End-to-end validation of the complete Fusion-LLM pipeline.

Tests:
1. FusionModel training - loss decreases over 50 steps
2. ThinkingDialModel generate - different depths produce different logits
3. GRPO training pipeline - train_step completes without errors
4. Full generate loop - model produces valid token sequences

Run: python train/e2e_validation.py
"""
import sys
import torch
import torch.nn as nn
from pathlib import Path

sys.path.insert(0, str(Path(__file__).parent.parent))

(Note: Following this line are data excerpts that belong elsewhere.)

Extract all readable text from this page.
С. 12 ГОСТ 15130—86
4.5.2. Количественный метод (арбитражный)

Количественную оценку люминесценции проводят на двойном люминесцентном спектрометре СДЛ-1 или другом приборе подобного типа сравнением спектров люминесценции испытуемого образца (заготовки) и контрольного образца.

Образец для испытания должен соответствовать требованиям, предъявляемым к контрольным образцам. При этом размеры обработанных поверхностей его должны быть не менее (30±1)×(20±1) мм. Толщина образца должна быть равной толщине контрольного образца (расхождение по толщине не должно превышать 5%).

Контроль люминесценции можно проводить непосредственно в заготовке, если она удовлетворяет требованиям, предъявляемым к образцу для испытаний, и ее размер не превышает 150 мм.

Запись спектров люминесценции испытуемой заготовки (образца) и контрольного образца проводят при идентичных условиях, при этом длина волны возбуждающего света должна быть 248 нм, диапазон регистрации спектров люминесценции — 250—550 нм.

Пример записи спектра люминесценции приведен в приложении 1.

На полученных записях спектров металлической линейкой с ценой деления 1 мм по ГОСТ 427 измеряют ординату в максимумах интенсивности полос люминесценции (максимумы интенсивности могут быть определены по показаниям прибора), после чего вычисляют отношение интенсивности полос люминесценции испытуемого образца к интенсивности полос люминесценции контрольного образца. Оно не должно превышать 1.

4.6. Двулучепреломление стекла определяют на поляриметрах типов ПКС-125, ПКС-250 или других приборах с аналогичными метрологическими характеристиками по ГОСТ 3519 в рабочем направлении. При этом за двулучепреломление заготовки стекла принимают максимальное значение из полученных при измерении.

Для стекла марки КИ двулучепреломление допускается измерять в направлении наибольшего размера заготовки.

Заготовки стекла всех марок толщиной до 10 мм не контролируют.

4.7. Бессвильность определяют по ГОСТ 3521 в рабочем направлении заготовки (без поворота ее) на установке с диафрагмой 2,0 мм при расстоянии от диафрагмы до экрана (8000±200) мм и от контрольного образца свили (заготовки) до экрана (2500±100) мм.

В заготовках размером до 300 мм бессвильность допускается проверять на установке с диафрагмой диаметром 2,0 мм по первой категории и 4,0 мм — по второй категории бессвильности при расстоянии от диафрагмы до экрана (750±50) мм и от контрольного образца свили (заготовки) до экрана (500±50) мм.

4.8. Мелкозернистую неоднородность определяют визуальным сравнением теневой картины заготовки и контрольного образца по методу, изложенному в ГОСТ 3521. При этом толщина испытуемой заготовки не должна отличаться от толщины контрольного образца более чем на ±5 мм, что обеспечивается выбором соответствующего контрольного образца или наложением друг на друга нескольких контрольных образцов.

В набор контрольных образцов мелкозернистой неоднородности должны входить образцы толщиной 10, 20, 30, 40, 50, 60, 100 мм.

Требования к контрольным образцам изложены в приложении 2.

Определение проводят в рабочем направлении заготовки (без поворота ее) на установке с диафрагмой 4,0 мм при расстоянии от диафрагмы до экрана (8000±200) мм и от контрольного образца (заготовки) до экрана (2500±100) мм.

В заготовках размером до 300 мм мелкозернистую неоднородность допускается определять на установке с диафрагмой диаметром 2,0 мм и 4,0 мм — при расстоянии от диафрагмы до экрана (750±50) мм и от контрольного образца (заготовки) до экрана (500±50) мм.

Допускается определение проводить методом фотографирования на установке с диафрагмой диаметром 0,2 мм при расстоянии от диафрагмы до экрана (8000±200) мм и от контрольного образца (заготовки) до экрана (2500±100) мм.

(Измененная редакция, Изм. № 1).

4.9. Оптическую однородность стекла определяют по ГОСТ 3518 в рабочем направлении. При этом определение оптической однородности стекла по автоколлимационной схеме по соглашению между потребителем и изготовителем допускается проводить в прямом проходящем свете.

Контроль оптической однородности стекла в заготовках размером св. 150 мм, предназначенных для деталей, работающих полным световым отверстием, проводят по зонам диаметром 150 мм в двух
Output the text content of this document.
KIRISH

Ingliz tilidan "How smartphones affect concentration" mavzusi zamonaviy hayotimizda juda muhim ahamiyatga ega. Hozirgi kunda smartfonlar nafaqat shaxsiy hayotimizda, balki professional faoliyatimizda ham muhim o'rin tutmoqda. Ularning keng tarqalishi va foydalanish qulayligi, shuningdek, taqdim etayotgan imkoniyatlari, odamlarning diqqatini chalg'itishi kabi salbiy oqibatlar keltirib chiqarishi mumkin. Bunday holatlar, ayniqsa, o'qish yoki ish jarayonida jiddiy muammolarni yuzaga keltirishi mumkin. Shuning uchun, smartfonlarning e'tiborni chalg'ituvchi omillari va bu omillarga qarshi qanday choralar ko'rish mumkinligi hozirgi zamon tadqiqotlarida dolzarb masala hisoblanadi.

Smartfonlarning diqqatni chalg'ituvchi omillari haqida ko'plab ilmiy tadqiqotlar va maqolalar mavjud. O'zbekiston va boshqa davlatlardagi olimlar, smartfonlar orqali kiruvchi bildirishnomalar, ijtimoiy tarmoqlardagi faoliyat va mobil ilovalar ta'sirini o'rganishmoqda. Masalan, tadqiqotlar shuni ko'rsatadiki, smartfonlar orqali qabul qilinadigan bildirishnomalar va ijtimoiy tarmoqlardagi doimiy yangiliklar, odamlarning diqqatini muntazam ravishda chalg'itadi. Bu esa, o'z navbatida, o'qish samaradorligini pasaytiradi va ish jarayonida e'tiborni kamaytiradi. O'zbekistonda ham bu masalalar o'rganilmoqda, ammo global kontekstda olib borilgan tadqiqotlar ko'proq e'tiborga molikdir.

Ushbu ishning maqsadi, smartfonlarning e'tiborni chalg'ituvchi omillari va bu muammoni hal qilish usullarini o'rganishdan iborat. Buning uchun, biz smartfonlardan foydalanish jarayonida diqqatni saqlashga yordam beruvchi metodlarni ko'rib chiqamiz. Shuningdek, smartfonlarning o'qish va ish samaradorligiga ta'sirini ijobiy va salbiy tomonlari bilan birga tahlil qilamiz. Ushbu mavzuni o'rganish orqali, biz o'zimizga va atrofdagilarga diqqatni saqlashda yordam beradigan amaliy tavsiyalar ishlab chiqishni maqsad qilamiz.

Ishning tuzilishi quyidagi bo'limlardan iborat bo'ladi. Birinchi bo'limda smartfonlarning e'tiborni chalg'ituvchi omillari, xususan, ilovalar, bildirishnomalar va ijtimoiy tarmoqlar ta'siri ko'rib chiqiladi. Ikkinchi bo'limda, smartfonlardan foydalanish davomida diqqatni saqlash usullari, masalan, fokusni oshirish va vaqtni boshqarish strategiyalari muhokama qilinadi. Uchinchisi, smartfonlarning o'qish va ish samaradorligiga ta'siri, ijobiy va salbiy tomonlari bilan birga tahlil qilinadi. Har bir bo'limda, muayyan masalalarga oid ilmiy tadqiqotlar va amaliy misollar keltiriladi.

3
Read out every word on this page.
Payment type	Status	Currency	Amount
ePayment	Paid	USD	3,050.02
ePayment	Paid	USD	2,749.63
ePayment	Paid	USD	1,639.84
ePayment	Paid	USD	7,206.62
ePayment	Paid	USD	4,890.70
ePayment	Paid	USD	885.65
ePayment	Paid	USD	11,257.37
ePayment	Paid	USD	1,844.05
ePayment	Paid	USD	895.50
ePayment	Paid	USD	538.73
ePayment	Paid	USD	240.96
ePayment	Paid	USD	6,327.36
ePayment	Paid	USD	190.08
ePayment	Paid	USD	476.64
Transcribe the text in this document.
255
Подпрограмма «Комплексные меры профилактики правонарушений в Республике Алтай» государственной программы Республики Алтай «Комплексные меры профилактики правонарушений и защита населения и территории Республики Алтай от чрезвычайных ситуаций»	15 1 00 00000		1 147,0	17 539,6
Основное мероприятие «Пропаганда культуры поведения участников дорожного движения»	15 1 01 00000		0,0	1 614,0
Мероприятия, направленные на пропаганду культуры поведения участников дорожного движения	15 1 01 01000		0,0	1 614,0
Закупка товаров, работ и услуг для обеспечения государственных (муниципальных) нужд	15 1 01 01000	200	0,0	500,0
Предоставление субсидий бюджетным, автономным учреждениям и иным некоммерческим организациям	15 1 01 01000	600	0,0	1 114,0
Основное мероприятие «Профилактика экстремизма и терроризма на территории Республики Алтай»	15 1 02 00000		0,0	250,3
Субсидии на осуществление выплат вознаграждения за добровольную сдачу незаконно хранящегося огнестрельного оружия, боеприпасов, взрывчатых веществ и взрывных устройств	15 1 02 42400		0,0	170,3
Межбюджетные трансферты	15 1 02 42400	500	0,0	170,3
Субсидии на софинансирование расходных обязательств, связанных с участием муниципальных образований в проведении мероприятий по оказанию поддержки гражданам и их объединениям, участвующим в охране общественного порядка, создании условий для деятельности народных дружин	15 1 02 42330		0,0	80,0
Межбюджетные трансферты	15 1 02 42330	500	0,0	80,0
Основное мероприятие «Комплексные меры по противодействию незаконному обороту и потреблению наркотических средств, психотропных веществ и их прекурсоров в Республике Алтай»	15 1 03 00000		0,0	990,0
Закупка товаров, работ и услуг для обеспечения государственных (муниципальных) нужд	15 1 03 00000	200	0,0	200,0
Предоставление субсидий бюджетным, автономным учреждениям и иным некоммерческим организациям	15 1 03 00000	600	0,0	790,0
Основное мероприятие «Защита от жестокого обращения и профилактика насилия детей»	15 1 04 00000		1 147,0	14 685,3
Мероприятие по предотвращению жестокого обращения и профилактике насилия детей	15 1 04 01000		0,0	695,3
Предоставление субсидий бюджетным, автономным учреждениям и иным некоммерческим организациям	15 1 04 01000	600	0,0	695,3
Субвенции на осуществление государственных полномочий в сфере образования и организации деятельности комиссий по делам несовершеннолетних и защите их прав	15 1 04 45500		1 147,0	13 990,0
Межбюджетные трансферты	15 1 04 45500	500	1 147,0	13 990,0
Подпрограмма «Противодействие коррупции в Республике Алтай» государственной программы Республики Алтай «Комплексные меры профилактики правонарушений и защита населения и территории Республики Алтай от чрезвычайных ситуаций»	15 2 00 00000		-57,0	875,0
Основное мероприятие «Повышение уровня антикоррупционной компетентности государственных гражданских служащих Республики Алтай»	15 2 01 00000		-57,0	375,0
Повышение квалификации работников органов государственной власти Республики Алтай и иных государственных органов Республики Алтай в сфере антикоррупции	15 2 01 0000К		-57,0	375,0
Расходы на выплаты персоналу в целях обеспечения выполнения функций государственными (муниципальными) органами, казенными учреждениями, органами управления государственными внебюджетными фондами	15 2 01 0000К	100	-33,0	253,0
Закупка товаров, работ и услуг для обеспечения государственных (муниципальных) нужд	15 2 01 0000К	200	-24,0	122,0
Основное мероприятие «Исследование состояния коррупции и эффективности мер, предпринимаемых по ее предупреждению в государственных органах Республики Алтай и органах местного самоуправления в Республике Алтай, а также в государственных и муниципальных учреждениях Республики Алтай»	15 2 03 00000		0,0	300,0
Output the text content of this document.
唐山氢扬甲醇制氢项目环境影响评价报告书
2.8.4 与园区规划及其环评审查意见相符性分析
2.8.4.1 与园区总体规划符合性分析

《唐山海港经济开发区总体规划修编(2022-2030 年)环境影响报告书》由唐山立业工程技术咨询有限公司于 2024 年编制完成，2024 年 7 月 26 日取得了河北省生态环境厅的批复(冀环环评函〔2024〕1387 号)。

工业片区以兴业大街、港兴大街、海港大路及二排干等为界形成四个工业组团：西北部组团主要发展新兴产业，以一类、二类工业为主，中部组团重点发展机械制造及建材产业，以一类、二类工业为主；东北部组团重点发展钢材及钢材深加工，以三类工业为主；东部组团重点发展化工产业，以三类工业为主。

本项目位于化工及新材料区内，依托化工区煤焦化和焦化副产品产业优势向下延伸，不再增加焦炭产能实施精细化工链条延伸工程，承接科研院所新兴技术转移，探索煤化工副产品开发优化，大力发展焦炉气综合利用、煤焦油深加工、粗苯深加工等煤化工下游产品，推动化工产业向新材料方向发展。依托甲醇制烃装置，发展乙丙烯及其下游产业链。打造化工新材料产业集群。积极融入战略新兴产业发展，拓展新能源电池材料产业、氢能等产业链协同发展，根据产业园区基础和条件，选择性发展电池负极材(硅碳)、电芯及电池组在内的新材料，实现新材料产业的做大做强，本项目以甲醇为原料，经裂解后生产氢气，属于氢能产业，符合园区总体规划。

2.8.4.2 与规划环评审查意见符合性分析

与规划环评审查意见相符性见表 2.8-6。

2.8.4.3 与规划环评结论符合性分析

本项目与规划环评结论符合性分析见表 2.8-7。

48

from models.fusion_model import FusionModel, FusionConfig
from models.thinking_dial import ThinkingDialModel, ThinkingConfig, GRPOTrainer, GRPOConfig
from train.model_utils import create_local_model

DEVICE = "cuda" if torch.cuda.is_available() else "cpu"
print(f"[E2E] Device: {DEVICE}")
print()

PASS_COUNT = 0
FAIL_COUNT = 0

def check(name, condition, detail=""):
    global PASS_COUNT, FAIL_COUNT
    if condition:
        PASS_COUNT += 1
        print(f"  [PASS] {name}")
    else:
        FAIL_COUNT += 1
        print(f"  [FAIL] {name} {detail}")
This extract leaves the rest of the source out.